Niektórzy deweloperzy, chcąc zaoszczędzić, budują czasem ściany niespełniające norm określonych w przepisach - są cieńsze, niż powinny być. A ma to niebagatelny wpływ na akustykę pomieszczeń. Aby uniknąć błędów, projektant powinien konsultować się z akustykiem i na bieżąco z nim współpracować. "Te osoby powinny się wzajemnie uzupełniać" -  tłumaczy dr hab. Roman Gołębiewski. Plan zagospodarowania przestrzennego pod lupą Prezes PSPS radzi, aby przymierzając się do budowy domu jednorodzinnego, zwrócić szczególną uwagę na miejscowy plan zagospodarowania przestrzennego. Z niego wynikają pewne zalecenia dotyczące parametrów domu, który w danym miejscu można zbudować. Czy będzie mógł być wysoki, czy niski, czy planowana jest na danym terenie budowa domów jednorodzinnych czy może zabudowa zagrodowa. W obu przypadkach, jak tłumaczy specjalista, obowiązują inne wymagania dotyczące dopuszczalnych wartości poziomu hałasu. "Przykładowo w centrach miast dopuszczalne poziomy hałasu są zdecydowanie wyższe. Na wsi te standardy są ostrzejsze. Zabudowa jednorodzinna, szpitale, czy tereny rekreacyjne, mają zdecydowanie niższe dopuszczalne poziomy hałasu. Dlatego warto się temu przyjrzeć i zwrócić uwagę, co znajduje się w bezpośrednim sąsiedztwie działki przeznaczonej pod zabudowę. Sprawdzić, czy nie ma tam jakiegoś zakładu przemysłowego, linii kolejowej, czy nie znajduje się pod korytarzem lotniczym.

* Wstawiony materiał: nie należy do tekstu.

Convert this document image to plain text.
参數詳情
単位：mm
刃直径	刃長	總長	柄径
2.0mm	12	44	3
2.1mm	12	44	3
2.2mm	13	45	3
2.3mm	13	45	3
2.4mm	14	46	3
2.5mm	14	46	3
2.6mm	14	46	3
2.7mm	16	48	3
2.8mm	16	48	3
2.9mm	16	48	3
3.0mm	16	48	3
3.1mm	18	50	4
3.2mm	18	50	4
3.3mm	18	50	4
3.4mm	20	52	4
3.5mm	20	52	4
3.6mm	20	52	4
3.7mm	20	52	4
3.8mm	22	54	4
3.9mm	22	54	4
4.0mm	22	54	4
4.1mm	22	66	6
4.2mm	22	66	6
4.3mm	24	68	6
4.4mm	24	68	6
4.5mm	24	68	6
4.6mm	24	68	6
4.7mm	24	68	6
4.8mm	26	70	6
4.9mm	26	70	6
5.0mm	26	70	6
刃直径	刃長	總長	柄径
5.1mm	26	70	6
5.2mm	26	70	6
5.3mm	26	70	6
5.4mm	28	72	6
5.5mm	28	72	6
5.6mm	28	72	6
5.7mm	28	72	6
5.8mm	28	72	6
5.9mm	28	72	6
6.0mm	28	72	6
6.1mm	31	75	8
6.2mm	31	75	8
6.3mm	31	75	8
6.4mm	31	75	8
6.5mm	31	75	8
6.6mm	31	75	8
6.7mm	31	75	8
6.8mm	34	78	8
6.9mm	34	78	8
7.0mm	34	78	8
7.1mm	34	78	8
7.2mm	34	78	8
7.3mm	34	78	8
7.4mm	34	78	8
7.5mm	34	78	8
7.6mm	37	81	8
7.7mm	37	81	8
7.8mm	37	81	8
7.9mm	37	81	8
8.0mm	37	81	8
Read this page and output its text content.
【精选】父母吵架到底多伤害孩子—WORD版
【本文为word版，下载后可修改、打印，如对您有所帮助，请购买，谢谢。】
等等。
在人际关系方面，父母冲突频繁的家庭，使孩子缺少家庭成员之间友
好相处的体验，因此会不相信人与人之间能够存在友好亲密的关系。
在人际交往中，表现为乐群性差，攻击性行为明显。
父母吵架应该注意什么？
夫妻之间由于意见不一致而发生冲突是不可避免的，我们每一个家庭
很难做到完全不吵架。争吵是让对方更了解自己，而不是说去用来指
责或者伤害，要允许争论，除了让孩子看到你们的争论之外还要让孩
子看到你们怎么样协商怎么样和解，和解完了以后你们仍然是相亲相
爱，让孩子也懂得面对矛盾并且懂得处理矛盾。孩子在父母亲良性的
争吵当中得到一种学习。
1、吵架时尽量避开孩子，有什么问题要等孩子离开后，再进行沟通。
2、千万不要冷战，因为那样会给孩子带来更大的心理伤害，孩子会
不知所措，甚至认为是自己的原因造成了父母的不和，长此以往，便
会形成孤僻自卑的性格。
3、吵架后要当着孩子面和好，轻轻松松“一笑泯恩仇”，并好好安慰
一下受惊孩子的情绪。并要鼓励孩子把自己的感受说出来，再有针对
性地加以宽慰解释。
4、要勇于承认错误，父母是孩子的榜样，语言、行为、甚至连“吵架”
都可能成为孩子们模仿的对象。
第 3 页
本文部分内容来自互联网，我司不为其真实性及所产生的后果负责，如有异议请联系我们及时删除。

Wiele rzeczy można sprawdzić samemu i warto to robić" - zachęca dr hab. Roman Gołębiewski. Jak dodaje, akustyka wnętrz ma kolosalne znaczenie dla wszystkich, a zwłaszcza dla osób niedosłyszących.

Każdy dźwięk, który odbija się od ścian, przeszkadza im w zrozumieniu mowy. W przeciwieństwie do osób dobrze słyszących, które są w stanie zlokalizować źródło dźwięku, a tym samym skupić się na nim, osoby niedosłyszące mają z tym ogromny problem. Mając zaburzoną lokalizację źródła dźwięku, nie są w stanie się na nim skupić. Muszą wykonać znacznie większy wysiłek, żeby cokolwiek zrozumieć, często muszą wspomagać się obserwowaniem ust osób mówiących. Niedosłyszącym potrzebne są dobre aparaty słuchowe "Czy można im jakoś pomóc?" - pytam mojego rozmówcę. "Tylko zaopatrując ich w aparaty słuchowe" - odpowiada, doprecyzowując, że potrzebne są im dobre aparaty słuchowe. Nie wzmacniacze słuchu, które są sprzedawane w centrach handlowych za kilkadziesiąt złotych, bo one osobom niedosłyszącym na pewno nie pomogą. "Naszym studentom na kierunku akustyka specjalność protetyka słuchu i ochrona przed hałasem, przekazujemy wiedzę teoretyczną i praktyczne umiejętności. Uczymy ich między innymi jak obsługiwać audiometr i jak w danym pomieszczeniu ustawić aparat słuchowy, aby przebywająca w nim osoba dobrze słyszała i rozumiała przekaz słowny. Zupełnie inne będą ustawienia aparatu słuchowego w pomieszczeniu służącym odtwarzaniu muzyki. Na przykład czas pogłosu dla zrozumienia mowy powinien być krótki, rzędu 1-1,5 sekundy. Jeśli czas ten będzie dłuższy, wówczas osoby normalnie słyszące będą mieć utrudnione rozumienie mowy, a osoby niesłyszące mogą w ogóle niczego nie zrozumieć" - podsumowuje dr hab. Roman Gołębiewski.